Warren Buffett’s Berkshire Hathaway reported its worst-ever year, posting a 62 percent decline in net income, showing how the global financial crisis is pressuring even the world’s most experienced investors.
Hurt by big losses in Berkshire’s stock portfolio as well as bets on derivatives, the company’s net earnings for the year fell to $5 billion, which eroded the company’s book value.
Book value, the difference between assets and liabilities and the way Buffett prefers to track the company’s performance, dropped 9.6 percent. Not only was that Berkshire’s largest book value drop in history, it was also only the second time in the company’s history going back to 1965 that it fell.
Buffett, commonly known as the Oracle of Omaha, leads Berkshire, a diversified company that sells everything from insurance to candy.
Berkshire’s annual letter to shareholders reflected a difficult year caused by a slowing economy and falling investment prices. The Dow Jones industrial average last month fell to its lowest level since 1997 and lost 11.7 percent in February, its worst February since 1933.
Berkshire shares have not escaped, falling 31.8 percent in 2008 and losing another 18.6 percent of their value in 2009 this year to close Friday at $78,600 a share.
“It was a sober report, but it has to be in times like these,” says Andy Kilpatrick, author of “Of Permanent Value: The Story of Warren Buffett”.

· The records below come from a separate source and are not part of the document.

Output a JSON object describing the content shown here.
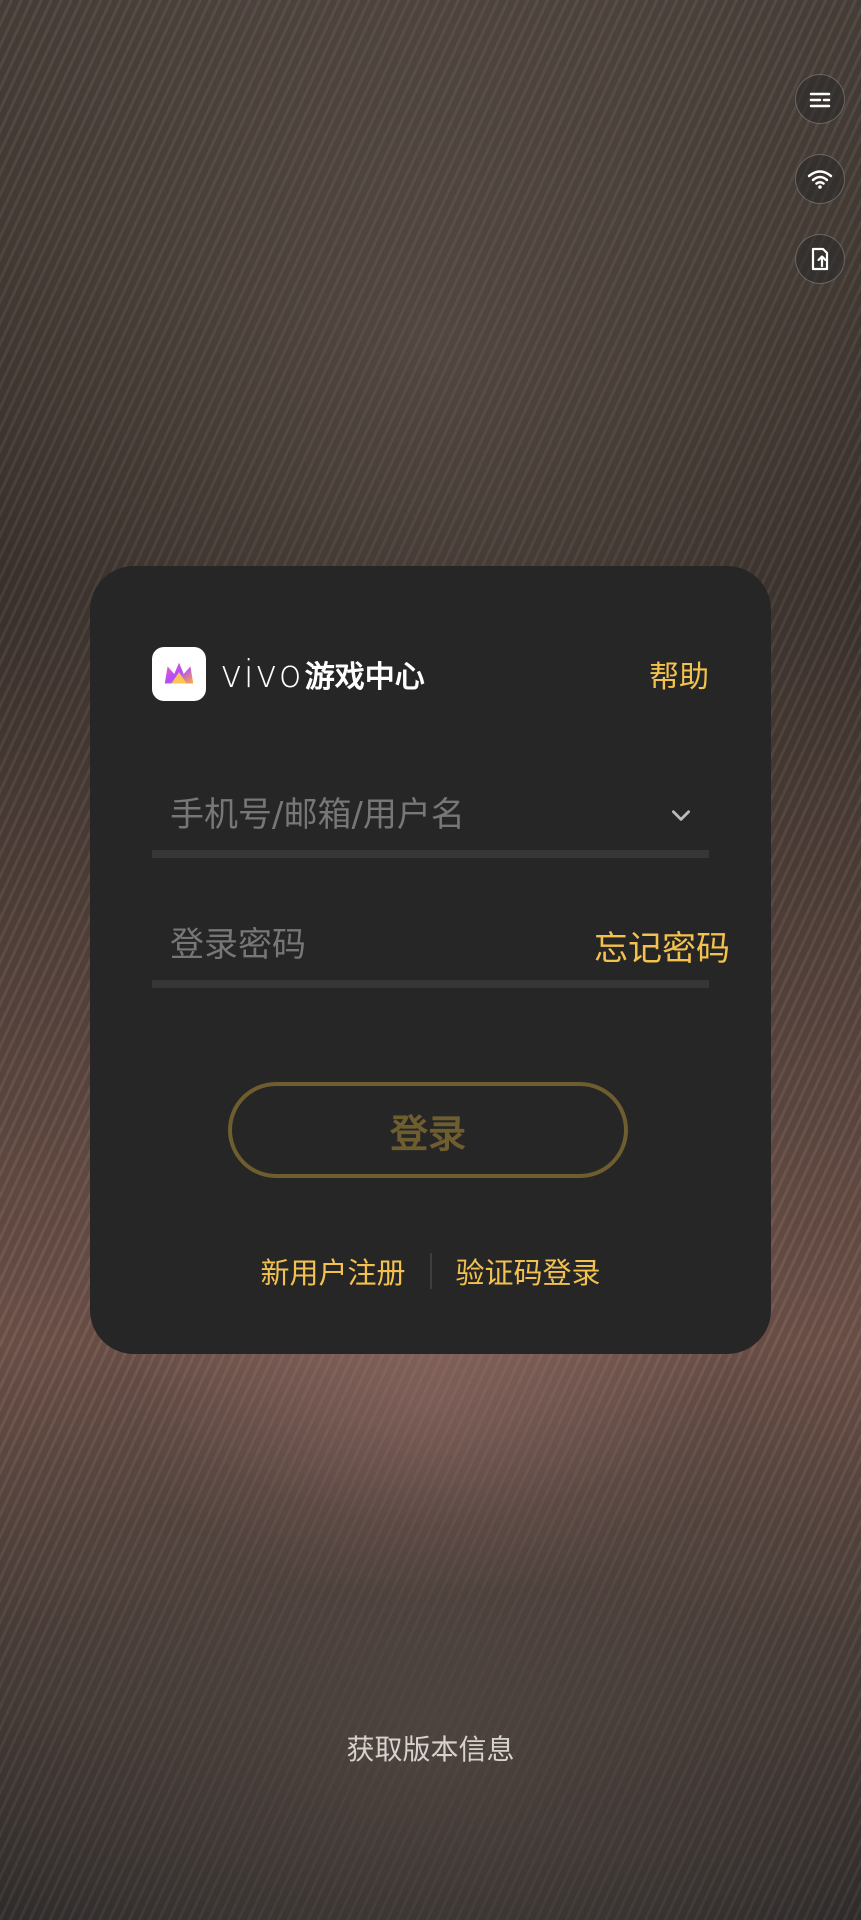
{
  "side_tools": {
    "items": [
      {
        "icon": "menu-icon"
      },
      {
        "icon": "wifi-icon"
      },
      {
        "icon": "upload-file-icon"
      }
    ]
  },
  "card": {
    "brand": {
      "logo_icon": "crown-icon",
      "vivo_text": "vivo",
      "name": "游戏中心"
    },
    "help_label": "帮助",
    "account_field": {
      "placeholder": "手机号/邮箱/用户名",
      "value": ""
    },
    "password_field": {
      "placeholder": "登录密码",
      "value": ""
    },
    "forgot_label": "忘记密码",
    "login_label": "登录",
    "register_label": "新用户注册",
    "sms_login_label": "验证码登录"
  },
  "footer": {
    "version_label": "获取版本信息"
  },
  "colors": {
    "accent": "#f2c14e",
    "card_bg": "#262626",
    "login_disabled": "#6e5e2f"
  }
}
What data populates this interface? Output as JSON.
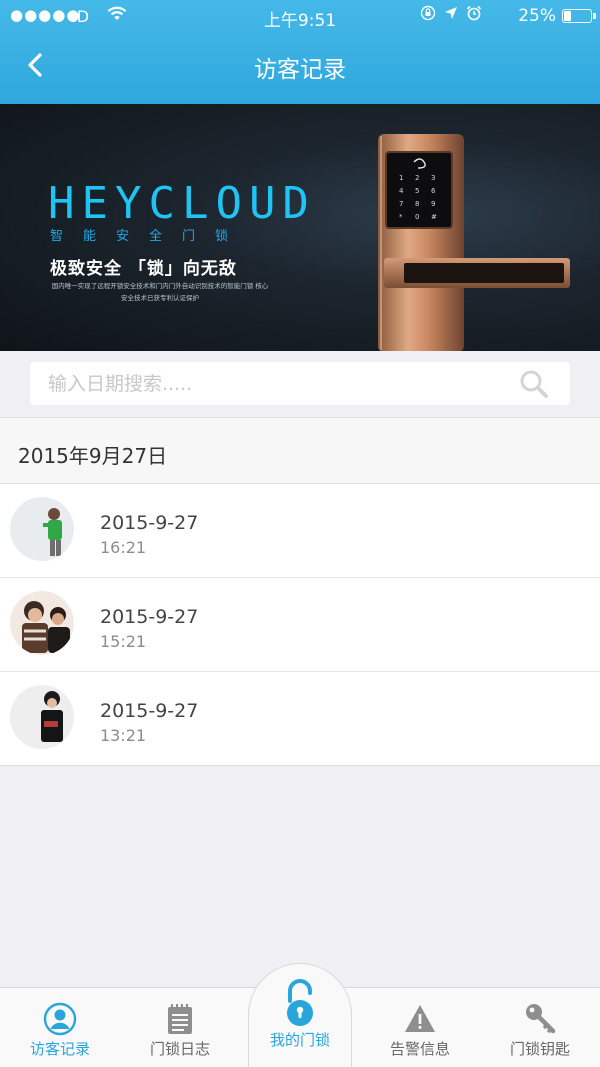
{
  "status_bar": {
    "signal": "●●●●●",
    "carrier": "ID",
    "time": "上午9:51",
    "battery_percent": "25%",
    "battery_level": 0.25
  },
  "nav": {
    "title": "访客记录",
    "back_icon": "chevron-left-icon"
  },
  "banner": {
    "brand": "HEYCLOUD",
    "brand_subtitle": "智能安全门锁",
    "slogan": "极致安全 「锁」向无敌",
    "description": "国内唯一实现了远程开锁安全技术和门内门外自动识别技术的智能门锁 核心安全技术已获专利认证保护"
  },
  "search": {
    "placeholder": "输入日期搜索.....",
    "value": "",
    "icon": "search-icon"
  },
  "section": {
    "date_header": "2015年9月27日"
  },
  "visits": [
    {
      "date": "2015-9-27",
      "time": "16:21"
    },
    {
      "date": "2015-9-27",
      "time": "15:21"
    },
    {
      "date": "2015-9-27",
      "time": "13:21"
    }
  ],
  "tabs": {
    "visitor_records": "访客记录",
    "lock_log": "门锁日志",
    "my_lock": "我的门锁",
    "alerts": "告警信息",
    "lock_keys": "门锁钥匙"
  },
  "colors": {
    "accent": "#2aa5dc",
    "header": "#3aafe2",
    "brand": "#1fc4f2"
  }
}
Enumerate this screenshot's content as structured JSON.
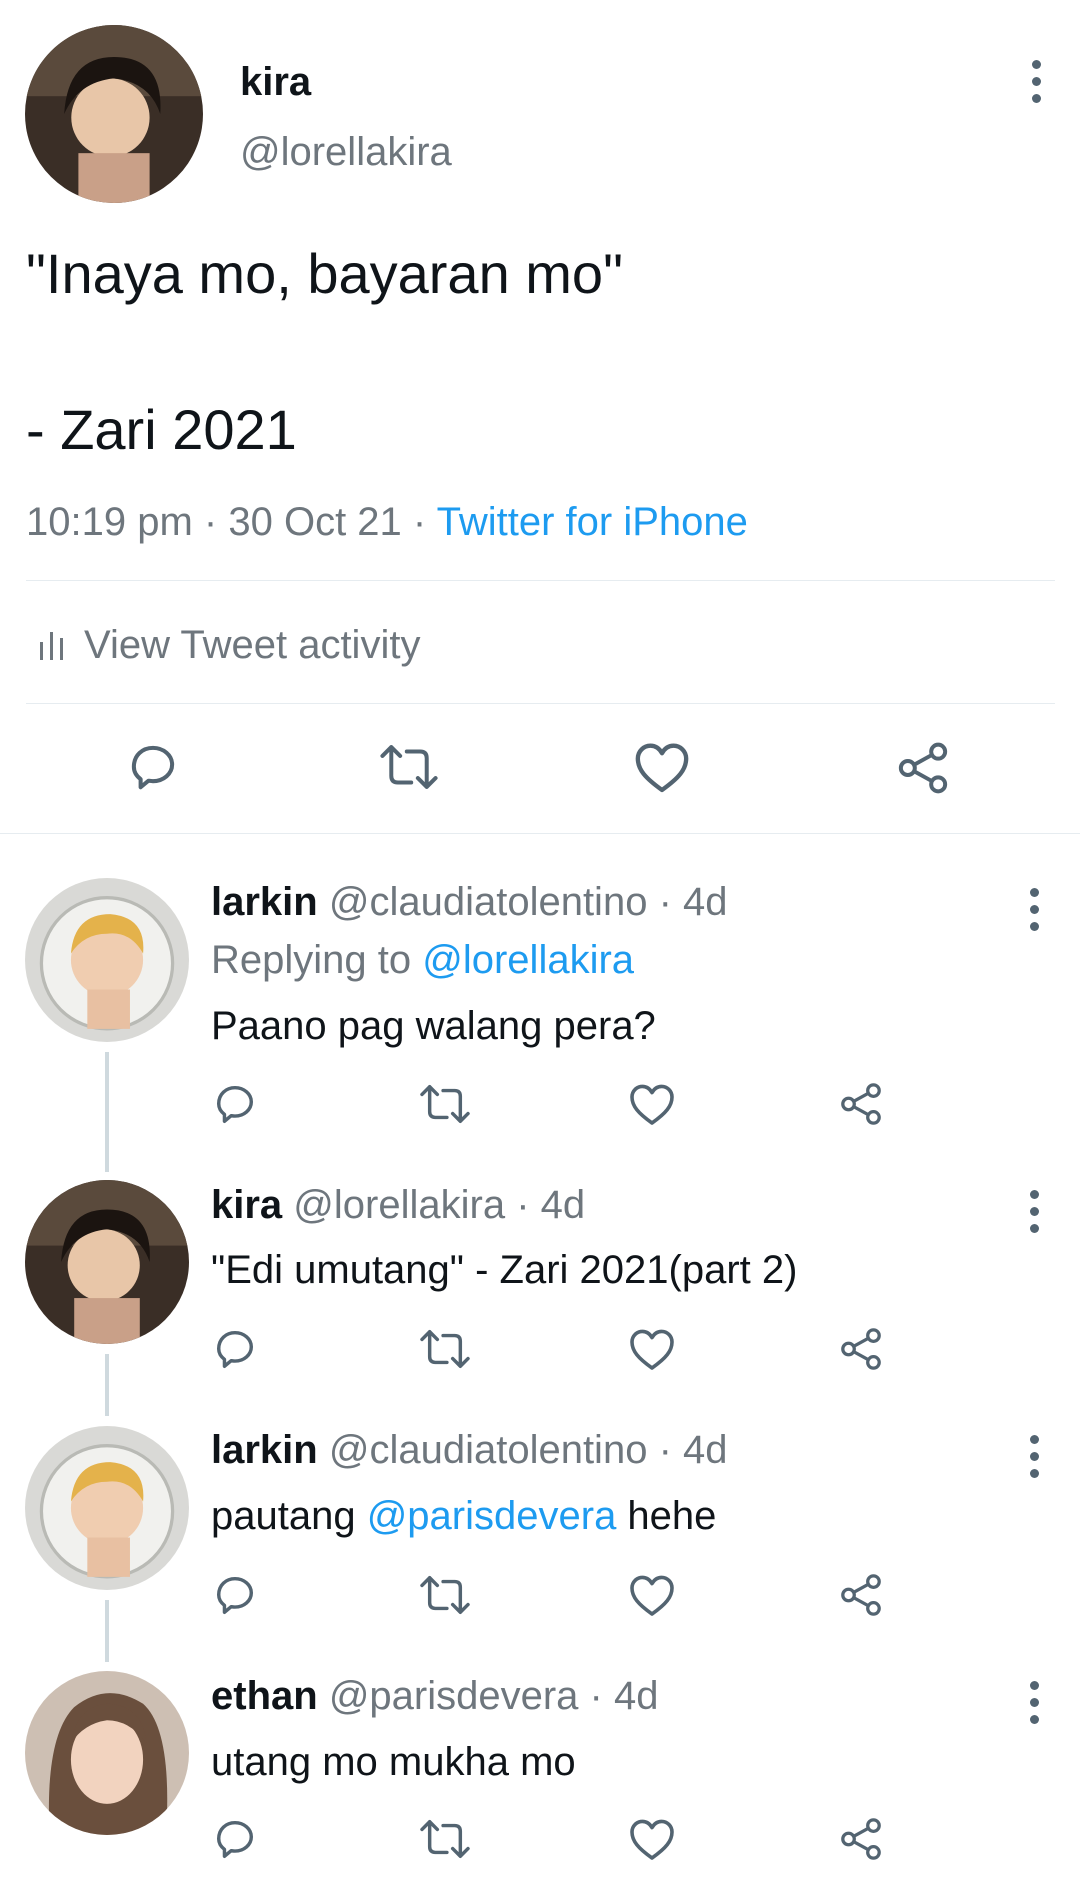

A few of the letter’s key points:
• Expectation for the U.S. economy to remain weak in 2009. Buffett says the economy is likely to “be in shambles throughout 2009.” That doesn’t indicate whether the stock market will rise or fall, he writes.
• Coming strain on local governments. “Mind-boggling requests” from cities and states for federal assistance are coming, he says. Such actions may have “unwelcome aftereffects,” including the possibility of an onslaught of inflation.
• Clarity of the company’s derivative contracts. Buffett explained why Berkshire Hathaway owns derivative contracts, despite his warnings of the dangers. The explanation shows Buffett is managing the risk, says Robert Hagstrom of Legg Mason.
• Admission of mistakes. Buffett purchased a large amount of ConocoPhillips stock when oil prices were peaking last year. The move cost Berkshire investors billions. “So far I have been dead wrong,” Buffett says.
There were bright spots and optimism: Berkshire’s insurance and utility businesses performed well. “America’s best days lie ahead,” Buffett writes.